Deyan Sudjic (The Observer December 29, 2002, “First, it was the Guggenheim. What will be next?”) asserted that from SoHo to Sheffield, the story of 2002 has been of one grand project after another coming a cropper.
“This has been a year marked not so much by what happened as by what didn’t. London did not rebuild the South Bank. New York bowed to the inevitable and scrapped banal plans to turn the site of the World Trade Centre into a generic suburban business park. Instead, it started the complex process of finding a design to replace the Twin Towers.
“And despite the optimism of those who see the work of thirty something architects such as Winny Mass, from Holland, or Alejandro Zaera-Polo and Farshid Moussavi as representing an alternative to the older generation that Zaha Hadid and David Chiperfield now constitute, the strongest new direction was the rediscovery of the gentle English utopianism of the 1960s.
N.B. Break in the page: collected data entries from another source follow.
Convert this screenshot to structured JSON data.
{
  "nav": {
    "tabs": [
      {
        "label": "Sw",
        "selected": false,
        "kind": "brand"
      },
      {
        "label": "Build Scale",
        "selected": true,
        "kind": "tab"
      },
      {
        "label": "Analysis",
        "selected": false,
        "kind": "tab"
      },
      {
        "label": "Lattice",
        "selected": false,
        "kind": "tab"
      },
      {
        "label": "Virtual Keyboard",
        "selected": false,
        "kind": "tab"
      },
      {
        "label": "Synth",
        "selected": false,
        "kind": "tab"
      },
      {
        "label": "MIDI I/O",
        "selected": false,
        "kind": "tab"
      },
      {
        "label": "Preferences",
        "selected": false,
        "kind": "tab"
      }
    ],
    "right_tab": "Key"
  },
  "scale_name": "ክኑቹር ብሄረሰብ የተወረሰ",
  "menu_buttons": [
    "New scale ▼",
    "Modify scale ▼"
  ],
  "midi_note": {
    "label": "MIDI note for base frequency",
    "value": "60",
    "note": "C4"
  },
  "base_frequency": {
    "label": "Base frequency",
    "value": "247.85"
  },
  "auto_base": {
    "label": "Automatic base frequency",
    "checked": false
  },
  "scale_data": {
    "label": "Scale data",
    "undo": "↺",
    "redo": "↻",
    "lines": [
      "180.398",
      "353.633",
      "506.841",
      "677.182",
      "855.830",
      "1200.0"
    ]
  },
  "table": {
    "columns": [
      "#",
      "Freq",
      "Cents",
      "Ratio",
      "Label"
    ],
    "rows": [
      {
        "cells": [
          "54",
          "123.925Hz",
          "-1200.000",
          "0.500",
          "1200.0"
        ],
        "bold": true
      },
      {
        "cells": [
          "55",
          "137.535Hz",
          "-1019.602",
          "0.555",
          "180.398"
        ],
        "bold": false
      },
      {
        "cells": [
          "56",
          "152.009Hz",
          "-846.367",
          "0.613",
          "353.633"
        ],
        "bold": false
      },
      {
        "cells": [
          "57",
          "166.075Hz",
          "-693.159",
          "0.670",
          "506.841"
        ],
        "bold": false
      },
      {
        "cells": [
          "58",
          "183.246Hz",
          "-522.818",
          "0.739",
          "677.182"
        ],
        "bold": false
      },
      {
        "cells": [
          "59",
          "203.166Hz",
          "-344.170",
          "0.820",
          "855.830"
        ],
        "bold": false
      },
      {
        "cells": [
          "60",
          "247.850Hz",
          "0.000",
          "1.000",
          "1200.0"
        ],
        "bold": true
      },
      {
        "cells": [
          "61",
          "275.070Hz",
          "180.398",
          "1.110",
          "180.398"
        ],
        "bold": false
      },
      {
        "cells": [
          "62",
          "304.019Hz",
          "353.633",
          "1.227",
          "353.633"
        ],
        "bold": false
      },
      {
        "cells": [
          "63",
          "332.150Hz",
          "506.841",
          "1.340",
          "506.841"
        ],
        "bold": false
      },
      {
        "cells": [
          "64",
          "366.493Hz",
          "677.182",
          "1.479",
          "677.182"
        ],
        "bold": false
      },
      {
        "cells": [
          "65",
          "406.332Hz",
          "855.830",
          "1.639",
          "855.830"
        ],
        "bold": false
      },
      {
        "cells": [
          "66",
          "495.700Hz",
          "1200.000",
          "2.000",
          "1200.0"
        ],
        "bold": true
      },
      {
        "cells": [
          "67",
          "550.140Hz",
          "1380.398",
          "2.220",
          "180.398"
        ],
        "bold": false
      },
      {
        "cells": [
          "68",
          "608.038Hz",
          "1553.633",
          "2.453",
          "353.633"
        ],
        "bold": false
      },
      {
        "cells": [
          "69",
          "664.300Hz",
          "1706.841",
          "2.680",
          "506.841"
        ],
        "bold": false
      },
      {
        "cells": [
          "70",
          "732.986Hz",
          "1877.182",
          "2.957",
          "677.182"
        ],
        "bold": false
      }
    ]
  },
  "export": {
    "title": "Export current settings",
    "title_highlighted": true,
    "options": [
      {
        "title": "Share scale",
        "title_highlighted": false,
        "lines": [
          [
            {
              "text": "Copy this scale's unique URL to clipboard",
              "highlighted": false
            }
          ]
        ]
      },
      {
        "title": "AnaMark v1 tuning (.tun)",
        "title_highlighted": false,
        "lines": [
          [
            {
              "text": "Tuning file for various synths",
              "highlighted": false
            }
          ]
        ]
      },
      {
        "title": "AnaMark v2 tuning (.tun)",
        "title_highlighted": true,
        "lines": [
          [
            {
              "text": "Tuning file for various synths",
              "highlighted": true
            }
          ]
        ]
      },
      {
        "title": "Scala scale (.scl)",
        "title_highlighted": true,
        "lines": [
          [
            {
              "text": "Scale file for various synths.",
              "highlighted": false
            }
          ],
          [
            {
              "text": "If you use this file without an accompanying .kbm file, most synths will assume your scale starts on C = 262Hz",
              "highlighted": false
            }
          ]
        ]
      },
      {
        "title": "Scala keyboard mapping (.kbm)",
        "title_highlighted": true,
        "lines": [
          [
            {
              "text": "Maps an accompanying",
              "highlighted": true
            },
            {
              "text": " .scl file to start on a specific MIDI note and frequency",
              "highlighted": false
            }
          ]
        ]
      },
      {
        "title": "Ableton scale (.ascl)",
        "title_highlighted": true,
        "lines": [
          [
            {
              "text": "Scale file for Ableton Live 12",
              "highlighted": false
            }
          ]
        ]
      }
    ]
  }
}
“Archigram, the prankster collective which dreamed of walking cities and making buildings into landscapes, was awarded the Royal Gold Medal for Architecture 30 years after it effectively ceased to exist. And Cedric Price, seventy something author of the Fun Palace project, without which the Pompidou Centre would never have existed, was handed the Kiesler Prize and a substantial cheque by the Austrian government for his contribution to the cultural avant garde. The new generation, it seems, is interested in revisiting the iconoclasm of its grandparents more than defining new territory of its own.
“The most impressive projects of the year were either temporary structures – Toyo Ito’s dazzling pavilion for the Serpentine, and Diller and Scoffidio’s artificial cloud on an elegant pier for the Swiss Expo – or such unconventional structures as Zaha Hadid’s swooping skijump that towers over Innsbruck.”
The Greek Newspaper Kathimerini reported July 26 2003, “Works on the new Acropolis Museum are to continue following a ruling by the plenary session of the Council of State, made public yesterday, which rejected as groundless an appeal for the suspension of the works by the International Council on Monuments and Sites (ICOMOS) and local residents. The country’s highest administrative court based its decision on documents (such as architectural plans) which it asked the Culture Ministry to provide it with last week. Officials say the museum will be ready to host the British Museum’s Parthenon Marbles by the Athens 2004 Olympics.”